Westwood has 22 European Tour wins, but is searching for his first major Photo: Reuters
Westwood, who began with two birdies but quickly leaked a double bogey on the third, could not get past first base.
Four bogeys after the turn brought him home in 40, and afterwards he confessed he has been struggling for some time. If only he had told us before we all trooped down the bookies.
"The start was a bit of a lie, really," said the world number three.
"I don't feel in control of the ball at the moment and you get found out pretty quickly around an Open Championship course. I've been working on it for three or four weeks now, since the US Open. I didn't hit it that great there, I got away with a lot."
Straight after his media duties Westwood headed back out to the practice range with coach Pete Cowen. The pair worked through his issues for two-and-a-half hours, before a stint on the chipping green and practice bunker and then a spell on the putting green.
"He's just losing stability in his lower body and leaning into the ball," Cowen told me. "He's losing everything out to the right.
"Everyone reverts to type now and again. It happens. It's just disappointing it should happen now. He'll just have to work hard to get through it.
"He never gets down but it's disappointing because he's been playing great recently."
One man refusing to get too downbeat is BBC commentator Ken Brown, who witnessed - as his playing partner - Seve Ballesteros's wayward route to victory at Lytham in 1979.
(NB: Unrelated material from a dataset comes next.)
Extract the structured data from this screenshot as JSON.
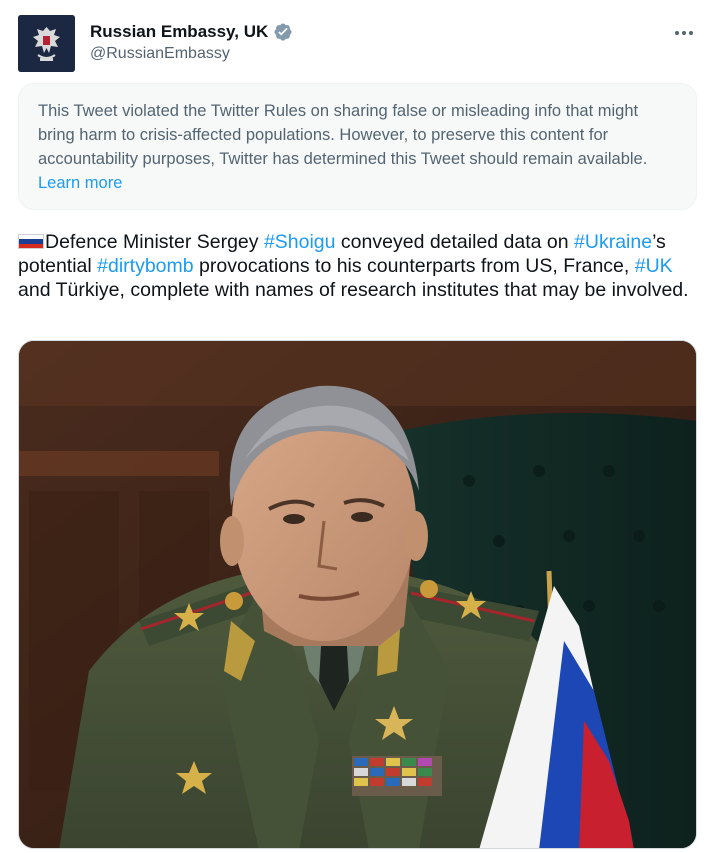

"Westwood will have come in here with a lot of expectation and anticipation and he will know he has missed an opportunity," Brown told me.
"He had a good starting time, and there wasn't much breeze about when he played, but still, 73 is right, right in it.
"It's not insurmountable at all. It happens at Lytham. You've got to look at the end of the week. Who knows what the winning score will be but if you finish on 275 - five under - you've got to say 'I've got a chance'. It depends on the breeze and everything but normally around here anyone breaking par has done pretty well.
"So it's not his greatest day but there are miles to go yet. If he shoots three rounds in the 60s, whatever 60s they are, I would say he has a great chance of winning."
The forecast for Friday is dry and calm with winds of less than 5mph in the afternoon (Westwood tees off at 14:21 BST). It is set to get slightly windier on Saturday and there are gusts forecast of up to 30mph on Sunday afternoon.
According to Brown, it is "swings and roundabouts" whether it is easier to chase or defend a lead in windy conditions.
"If you shoot a low score on a windy day obviously you make up a lot of ground, but it's that much harder to do," said Brown.
Of course, Westwood is not alone. Phil Mickelson, runner-up last year, also shot 73, and Justin Rose took 74, while defending champion Darren Clarke finds himself 12 back. Donald is six adrift after a level-par 70.
Rory McIlroy, right in contention at three under, knows only too well how the game works.
His infamous Masters meltdown, and a second-round 80 at St Andrews after a course-record-equalling 63 on day one in the 2010 Open, are testament to how fortunes can change.
"You're just trying to play well and put yourself in position going into Sunday," he said. "It doesn't matter what the leader is on on Thursday."
Westwood et al would also do well to remember that Paul Lawrie, one off Scott's lead at Lytham, came from 10 behind on the final day to win at Carnoustie in 1999.
So you can lose the tournament on day one, but what Westwood has really done is make it a bit more difficult to win.